Following Iraq's withdrawal from Kuwait, the Iraqi army fleeing in disarray under American fire, President Bush urged the population of Iraq to rise up and overthrow Saddam Hussein's regime. Starting in the south of the country, rebellion soon reached 14 of the country's 18 provinces, placing the survival of the Baghdad regime in doubt. However, the cease-fire, together with the US military's decision to allow the Iraqi Republican Guard to put down the rebellion ("we will not interfere in Iraq's internal conflicts"), meant that rebel-held towns such as Rumaytha and Kerbala were bombarded with chemical weapons.

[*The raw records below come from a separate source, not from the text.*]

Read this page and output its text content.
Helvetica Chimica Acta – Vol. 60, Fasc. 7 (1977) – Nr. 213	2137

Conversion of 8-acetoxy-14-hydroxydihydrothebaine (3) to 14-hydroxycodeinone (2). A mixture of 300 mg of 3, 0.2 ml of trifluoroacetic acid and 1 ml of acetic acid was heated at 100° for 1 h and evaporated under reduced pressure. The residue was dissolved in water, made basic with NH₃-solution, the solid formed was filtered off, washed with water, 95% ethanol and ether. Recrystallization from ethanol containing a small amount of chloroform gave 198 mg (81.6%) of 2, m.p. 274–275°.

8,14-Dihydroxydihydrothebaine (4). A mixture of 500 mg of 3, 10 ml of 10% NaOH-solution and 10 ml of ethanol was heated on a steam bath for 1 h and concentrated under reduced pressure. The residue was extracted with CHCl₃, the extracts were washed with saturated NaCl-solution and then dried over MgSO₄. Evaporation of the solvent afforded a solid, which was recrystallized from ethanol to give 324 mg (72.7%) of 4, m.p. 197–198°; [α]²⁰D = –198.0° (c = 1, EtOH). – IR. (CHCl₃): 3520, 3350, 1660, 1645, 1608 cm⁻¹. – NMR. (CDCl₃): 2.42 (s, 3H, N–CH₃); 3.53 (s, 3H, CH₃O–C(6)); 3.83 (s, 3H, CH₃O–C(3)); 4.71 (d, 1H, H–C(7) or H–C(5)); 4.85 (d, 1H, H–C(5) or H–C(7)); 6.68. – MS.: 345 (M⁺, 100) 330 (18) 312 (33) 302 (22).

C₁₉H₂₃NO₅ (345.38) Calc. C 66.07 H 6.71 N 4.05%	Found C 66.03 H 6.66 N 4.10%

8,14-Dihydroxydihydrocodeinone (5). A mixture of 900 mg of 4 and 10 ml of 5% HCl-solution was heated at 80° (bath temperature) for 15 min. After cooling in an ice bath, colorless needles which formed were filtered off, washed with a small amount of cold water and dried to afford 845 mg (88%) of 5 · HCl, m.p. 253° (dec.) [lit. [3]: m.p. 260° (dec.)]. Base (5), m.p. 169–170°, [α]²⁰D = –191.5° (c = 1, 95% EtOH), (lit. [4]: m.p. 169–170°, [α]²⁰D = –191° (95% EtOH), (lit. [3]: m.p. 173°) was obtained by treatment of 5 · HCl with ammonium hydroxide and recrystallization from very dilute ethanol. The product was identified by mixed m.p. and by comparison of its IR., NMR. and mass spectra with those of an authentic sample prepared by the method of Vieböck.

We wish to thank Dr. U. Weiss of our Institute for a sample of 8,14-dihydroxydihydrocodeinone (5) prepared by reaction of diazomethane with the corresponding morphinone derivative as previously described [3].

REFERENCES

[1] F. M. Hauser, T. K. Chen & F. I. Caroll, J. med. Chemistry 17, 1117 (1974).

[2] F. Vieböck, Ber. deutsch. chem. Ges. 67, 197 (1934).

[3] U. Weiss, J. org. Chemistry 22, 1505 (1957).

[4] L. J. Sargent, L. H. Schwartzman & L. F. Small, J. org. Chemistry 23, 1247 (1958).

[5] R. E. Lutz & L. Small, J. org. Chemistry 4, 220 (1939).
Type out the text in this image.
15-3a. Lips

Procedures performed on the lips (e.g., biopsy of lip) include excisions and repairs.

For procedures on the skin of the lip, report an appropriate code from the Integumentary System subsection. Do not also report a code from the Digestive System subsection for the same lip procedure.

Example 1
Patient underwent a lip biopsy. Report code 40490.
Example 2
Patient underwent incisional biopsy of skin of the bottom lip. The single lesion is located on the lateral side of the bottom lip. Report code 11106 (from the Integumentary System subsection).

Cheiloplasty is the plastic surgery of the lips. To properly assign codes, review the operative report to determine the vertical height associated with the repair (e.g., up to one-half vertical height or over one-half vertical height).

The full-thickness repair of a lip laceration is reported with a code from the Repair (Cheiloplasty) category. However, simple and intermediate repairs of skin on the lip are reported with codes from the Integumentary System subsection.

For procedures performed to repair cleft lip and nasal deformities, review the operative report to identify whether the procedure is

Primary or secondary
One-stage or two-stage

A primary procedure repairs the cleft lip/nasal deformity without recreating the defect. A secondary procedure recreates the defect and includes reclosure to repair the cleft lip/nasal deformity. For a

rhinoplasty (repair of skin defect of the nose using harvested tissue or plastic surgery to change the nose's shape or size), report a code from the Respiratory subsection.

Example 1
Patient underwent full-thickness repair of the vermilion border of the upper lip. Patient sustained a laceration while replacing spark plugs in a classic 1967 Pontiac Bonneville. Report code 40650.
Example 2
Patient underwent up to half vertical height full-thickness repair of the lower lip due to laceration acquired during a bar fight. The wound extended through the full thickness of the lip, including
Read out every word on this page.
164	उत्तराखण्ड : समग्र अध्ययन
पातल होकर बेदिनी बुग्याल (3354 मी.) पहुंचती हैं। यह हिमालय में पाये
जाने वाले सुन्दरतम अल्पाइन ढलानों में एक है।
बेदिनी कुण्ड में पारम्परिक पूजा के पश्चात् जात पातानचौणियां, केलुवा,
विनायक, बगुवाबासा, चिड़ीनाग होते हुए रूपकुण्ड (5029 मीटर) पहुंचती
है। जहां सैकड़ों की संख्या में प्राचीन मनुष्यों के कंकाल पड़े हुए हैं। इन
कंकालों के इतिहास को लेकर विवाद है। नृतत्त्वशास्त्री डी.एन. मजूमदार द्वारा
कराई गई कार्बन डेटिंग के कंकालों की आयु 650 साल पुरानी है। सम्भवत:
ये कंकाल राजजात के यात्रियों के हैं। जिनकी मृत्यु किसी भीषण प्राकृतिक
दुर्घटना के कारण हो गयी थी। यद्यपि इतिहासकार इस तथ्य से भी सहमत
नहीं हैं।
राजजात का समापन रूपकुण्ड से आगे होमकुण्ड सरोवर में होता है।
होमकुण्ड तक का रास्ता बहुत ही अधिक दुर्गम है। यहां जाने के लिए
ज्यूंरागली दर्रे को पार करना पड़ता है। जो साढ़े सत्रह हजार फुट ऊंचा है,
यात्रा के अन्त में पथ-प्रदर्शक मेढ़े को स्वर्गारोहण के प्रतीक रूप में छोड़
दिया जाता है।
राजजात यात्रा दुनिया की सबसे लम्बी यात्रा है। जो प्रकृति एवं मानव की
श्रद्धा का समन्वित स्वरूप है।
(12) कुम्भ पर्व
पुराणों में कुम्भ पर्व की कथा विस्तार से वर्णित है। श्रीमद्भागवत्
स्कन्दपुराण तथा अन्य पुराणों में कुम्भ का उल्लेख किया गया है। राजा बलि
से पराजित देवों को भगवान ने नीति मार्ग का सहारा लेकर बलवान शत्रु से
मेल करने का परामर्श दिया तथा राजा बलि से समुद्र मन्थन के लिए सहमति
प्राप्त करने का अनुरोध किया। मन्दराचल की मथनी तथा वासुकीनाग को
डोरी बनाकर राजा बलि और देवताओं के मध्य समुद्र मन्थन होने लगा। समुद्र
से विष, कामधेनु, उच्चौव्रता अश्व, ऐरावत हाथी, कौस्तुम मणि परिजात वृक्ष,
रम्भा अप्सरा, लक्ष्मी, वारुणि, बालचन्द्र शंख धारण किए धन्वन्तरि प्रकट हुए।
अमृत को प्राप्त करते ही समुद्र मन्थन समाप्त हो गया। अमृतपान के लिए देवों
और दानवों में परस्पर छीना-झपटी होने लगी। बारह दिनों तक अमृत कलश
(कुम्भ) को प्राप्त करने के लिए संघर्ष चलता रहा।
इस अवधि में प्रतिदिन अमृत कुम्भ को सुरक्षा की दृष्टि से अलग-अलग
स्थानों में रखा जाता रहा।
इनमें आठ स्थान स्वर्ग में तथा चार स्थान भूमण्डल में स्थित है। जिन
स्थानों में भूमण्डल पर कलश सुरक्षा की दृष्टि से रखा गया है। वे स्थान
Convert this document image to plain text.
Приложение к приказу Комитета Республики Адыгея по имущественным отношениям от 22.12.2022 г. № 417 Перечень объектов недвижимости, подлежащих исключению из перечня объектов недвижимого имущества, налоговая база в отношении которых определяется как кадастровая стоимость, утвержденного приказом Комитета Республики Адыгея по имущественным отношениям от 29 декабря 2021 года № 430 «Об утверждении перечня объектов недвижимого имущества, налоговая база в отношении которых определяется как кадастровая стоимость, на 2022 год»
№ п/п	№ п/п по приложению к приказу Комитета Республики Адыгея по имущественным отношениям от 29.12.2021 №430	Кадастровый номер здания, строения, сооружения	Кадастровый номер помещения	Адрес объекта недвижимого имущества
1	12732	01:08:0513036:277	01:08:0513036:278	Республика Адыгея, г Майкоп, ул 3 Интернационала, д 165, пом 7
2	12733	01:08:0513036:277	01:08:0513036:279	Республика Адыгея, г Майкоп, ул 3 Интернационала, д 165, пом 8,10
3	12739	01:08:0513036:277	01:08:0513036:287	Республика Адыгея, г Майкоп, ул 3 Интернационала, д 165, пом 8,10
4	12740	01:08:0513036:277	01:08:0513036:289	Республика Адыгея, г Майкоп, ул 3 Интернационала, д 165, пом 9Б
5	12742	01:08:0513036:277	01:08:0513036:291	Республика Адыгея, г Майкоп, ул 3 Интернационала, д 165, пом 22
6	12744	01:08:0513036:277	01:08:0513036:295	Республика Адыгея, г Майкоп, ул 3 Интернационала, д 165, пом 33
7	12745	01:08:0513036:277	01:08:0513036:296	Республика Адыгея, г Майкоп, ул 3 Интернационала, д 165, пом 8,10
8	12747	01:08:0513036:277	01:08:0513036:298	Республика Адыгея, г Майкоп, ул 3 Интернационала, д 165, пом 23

"From their aircraft, the Americans witnessed the carnage and knew exactly what was happening," Luizard writes. "Bush had called on Iraq to rise up, but that appeal had been addressed at the Iraqi army and not at the population... Washington had no interest in seeing victory go to the rebels," fearing them more than it feared Saddam Hussein, who could now be "contained" at the head of a weakened Iraq thanks to UN sanctions, "the most severe ever imposed on a country in modern times".
Asked in 1996 whether the sanctions regime against Iraq was sustainable in view of its human costs (500,000 dead Iraqi children, according to the journalist), former US Secretary of State Madeleine Albright told the cameras, "we think the price is worth it." In Luizard's view, the decade of sanctions were useful in that "not only were they not going to bring down the Baghdad regime, they were going to reinforce it," making the regime's survival dependent on Washington and permanently "containing" Saddam Hussein.
Writing in 2002, Luizard is unable to decode current US intentions towards Iraq, writing that the "reasons why the decade of sanctions proved so valuable to the US are still in place". He is sceptical of the Iraqi opposition being intermittently groomed by Washington, particularly of Ahmed Shalaby, unknown in Iraq and wanted in Jordan for fraud. Finally, he writes, "even though the irrational has taken the upper hand in the US since 11 September, will its sheer power now push this, the most powerful country in the world, to take a false step?"